Paper
Workshop and Seminars
A Perceptual Prediction Framework for Self-Supervised Event Detection and Segmentation in Streaming Videos

A Perceptual Prediction Framework for Self-Supervised Event Detection and Segmentation in Streaming Videos: Dr. Sudeep Sarkar, Chair of Computer Science and Engineering and the co-Director of the USF Institute for Artificial Intelligence (AI+X).

Events are central to the content of human experience. From the constant stream of the sensory onslaught, the brain segments, extracts, represents aspects related to activities, and stores in memory for future comparison, retrieval, and re-storage. This talk will focus on the first problem of event segmentation from video streams. Can we temporally segment activity into its constituent sub-events? Can we spatially localize the event in the image frame?

These tasks have been tackled through supervised learning, often requiring large amounts of training data associated with many manual annotations. The question we ask is: can we do these tasks without the need for manual labels? Human perception experiments suggest that we can solve these tasks without requiring high-level supervision.

I will share our experience with a set of minimal, self-supervised, predictive learning models that draws inspiration from cognitive psychology and recent brain models from neuroscience.
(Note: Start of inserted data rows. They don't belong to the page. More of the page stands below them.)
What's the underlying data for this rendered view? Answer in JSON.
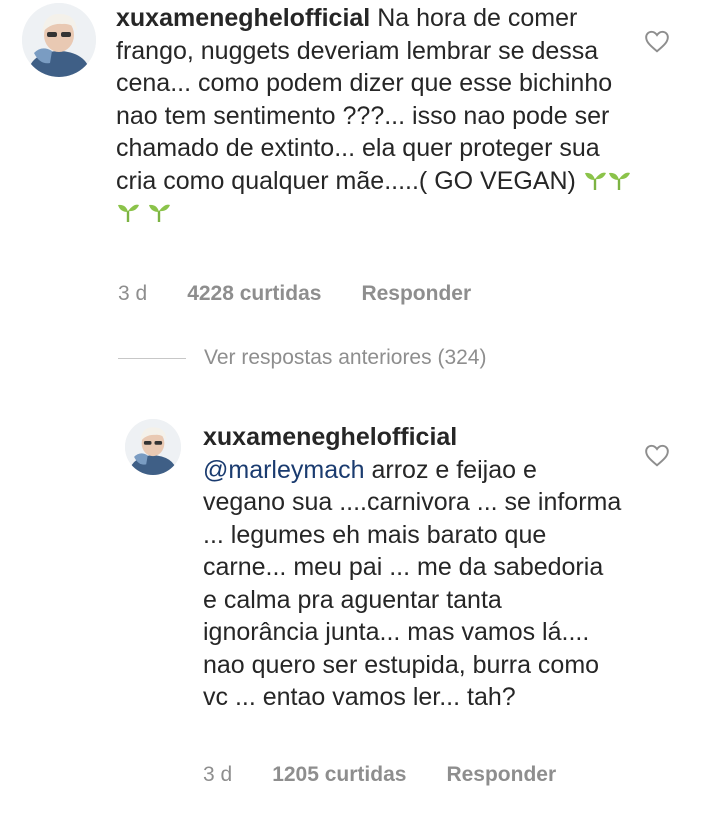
{
  "comment": {
    "username": "xuxameneghelofficial",
    "text": "Na hora de comer frango, nuggets deveriam lembrar se dessa cena... como podem dizer que esse bichinho nao tem sentimento ???... isso nao pode ser chamado de extinto... ela quer proteger sua cria como qualquer mãe.....( GO VEGAN)",
    "emoji_icons": [
      "seedling-icon",
      "seedling-icon",
      "seedling-icon",
      "seedling-icon"
    ],
    "time": "3 d",
    "likes": "4228 curtidas",
    "reply_label": "Responder"
  },
  "view_replies": {
    "label": "Ver respostas anteriores (324)"
  },
  "reply": {
    "username": "xuxameneghelofficial",
    "mention": "@marleymach",
    "text": "arroz e feijao e vegano sua ....carnivora ... se informa ... legumes eh mais barato que carne... meu pai ... me da sabedoria e calma pra aguentar tanta ignorância junta... mas vamos lá.... nao quero ser estupida, burra como  vc ... entao vamos ler... tah?",
    "time": "3 d",
    "likes": "1205 curtidas",
    "reply_label": "Responder"
  },
  "colors": {
    "text": "#262626",
    "meta": "#8e8e8e",
    "mention": "#1a3b6f",
    "emoji_green": "#7cb342"
  },
  "icons": {
    "like": "heart-outline-icon",
    "emoji": "seedling-icon"
  }
}
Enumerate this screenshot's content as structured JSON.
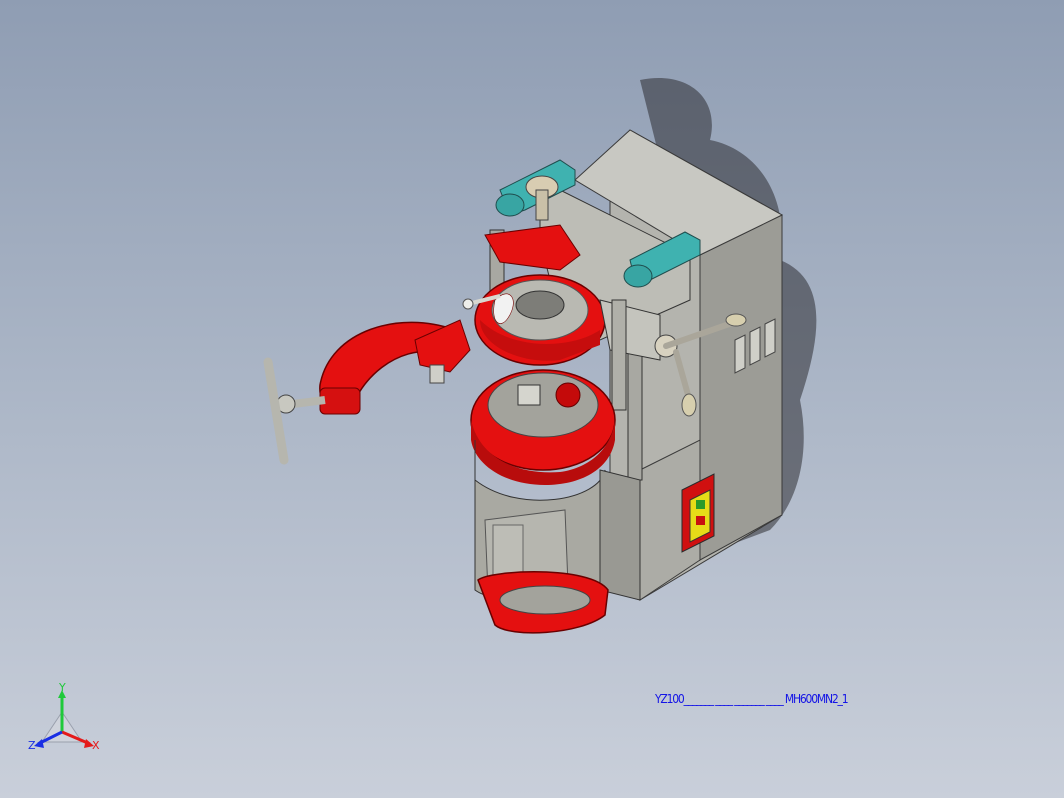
{
  "view": {
    "kind": "3d-cad-model",
    "subject": "pipe-threading-machine",
    "colors": {
      "background_top": "#8f9db3",
      "background_bottom": "#c9cfda",
      "body_gray": "#a3a39c",
      "part_red": "#e41010",
      "handle_teal": "#3fb2b0",
      "caption_blue": "#1414e6"
    }
  },
  "triad": {
    "y_label": "Y",
    "x_label": "X",
    "z_label": "Z",
    "y_color": "#1fc93a",
    "x_color": "#e41a1a",
    "z_color": "#1a2fe4"
  },
  "caption": {
    "text": "YZ100_______ ____  _______ ____  MH600MN2_1"
  }
}
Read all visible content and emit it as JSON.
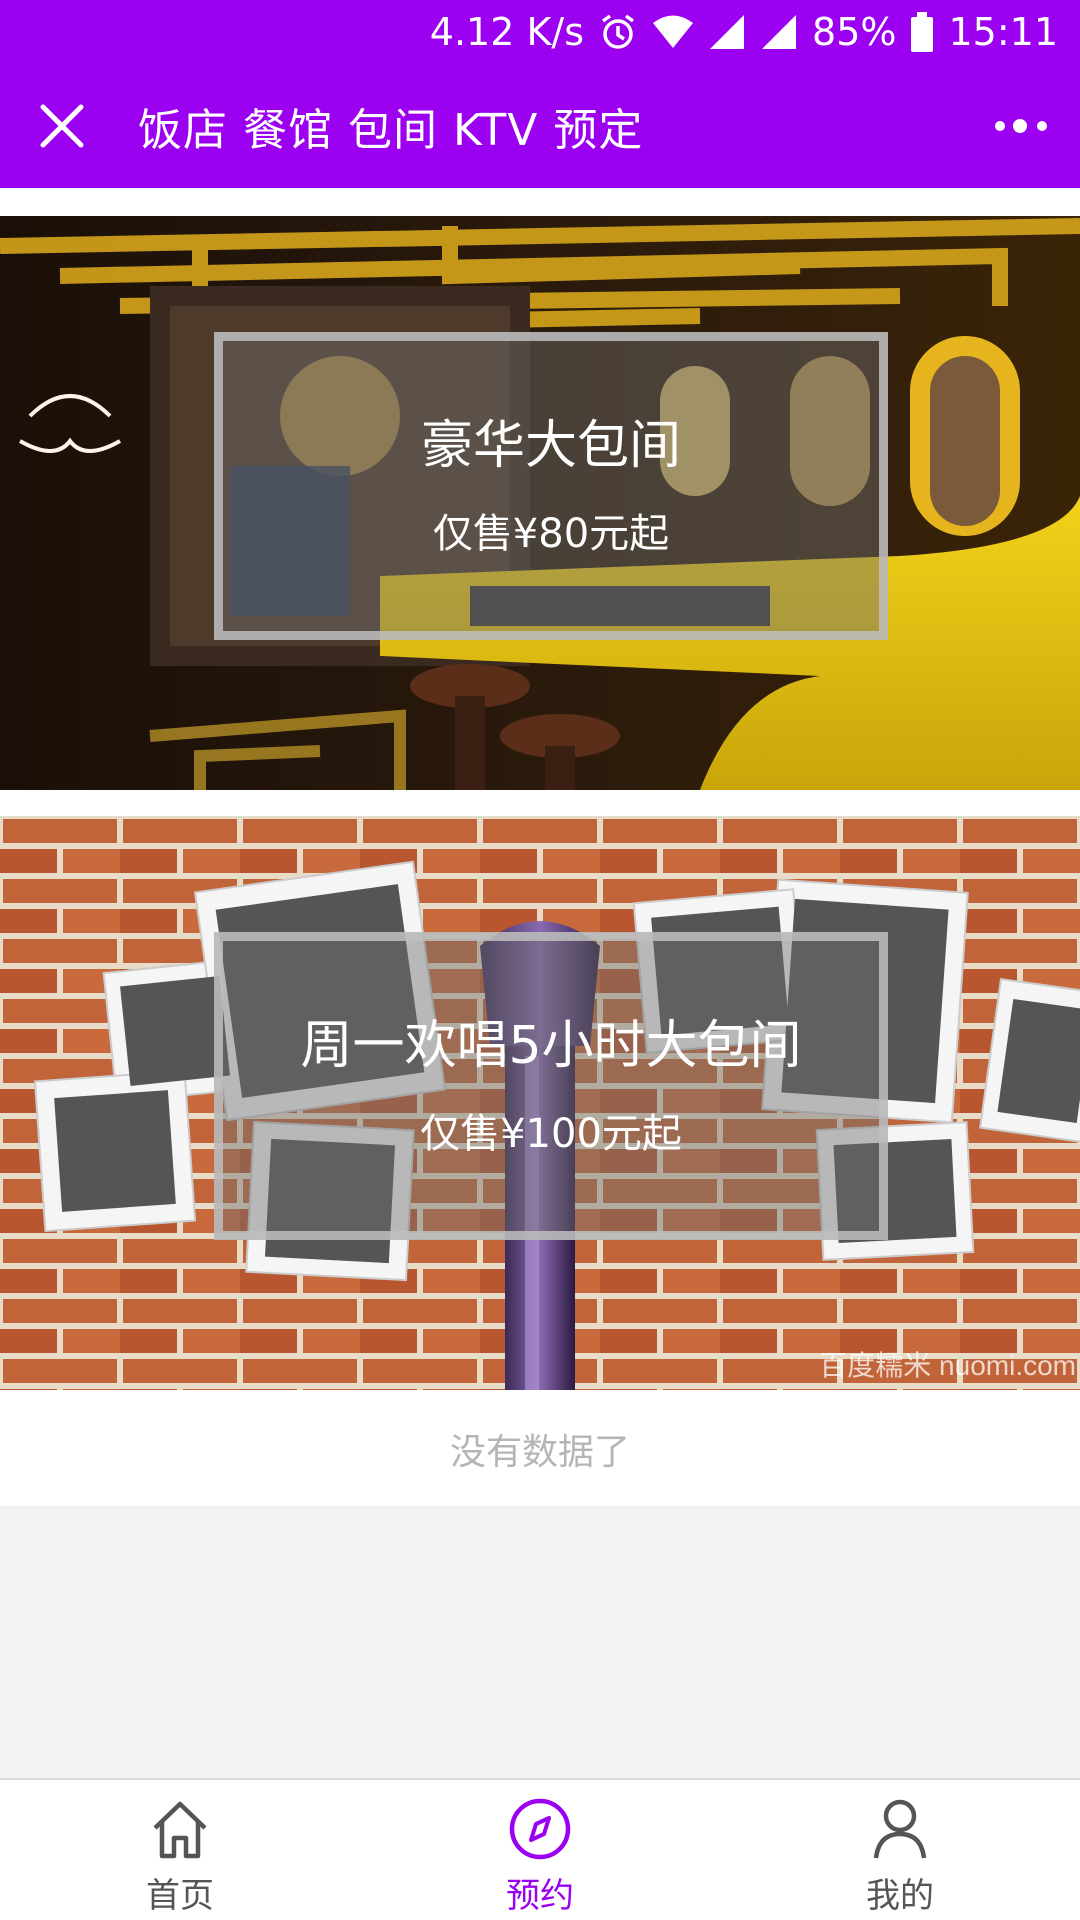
{
  "status_bar": {
    "network_speed": "4.12 K/s",
    "battery": "85%",
    "time": "15:11",
    "icons": [
      "alarm-icon",
      "wifi-icon",
      "signal-icon",
      "signal-icon",
      "battery-icon"
    ]
  },
  "title_bar": {
    "title": "饭店 餐馆 包间 KTV 预定",
    "close_icon": "close-icon",
    "more_icon": "more-icon"
  },
  "banners": [
    {
      "title": "豪华大包间",
      "price": "仅售¥80元起"
    },
    {
      "title": "周一欢唱5小时大包间",
      "price": "仅售¥100元起",
      "watermark": "百度糯米 nuomi.com"
    }
  ],
  "list_end_text": "没有数据了",
  "tabs": [
    {
      "label": "首页",
      "icon": "home-icon",
      "active": false
    },
    {
      "label": "预约",
      "icon": "compass-icon",
      "active": true
    },
    {
      "label": "我的",
      "icon": "user-icon",
      "active": false
    }
  ],
  "colors": {
    "accent": "#9b00f0",
    "tab_inactive": "#555555",
    "muted_text": "#b5b5b5"
  }
}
This approach can be used for temporal segmentation and spatial localization of events in the image.

We will see results on traditional activity datasets such as Breakfast Actions, 50 Salads, and INRIA Instructional Videos datasets and on ten days of continuous video footage of a bird's nest. The proposed approach can outperform weakly supervised and other unsupervised learning approaches by up to 24% and have competitive performance compared to fully supervised methods.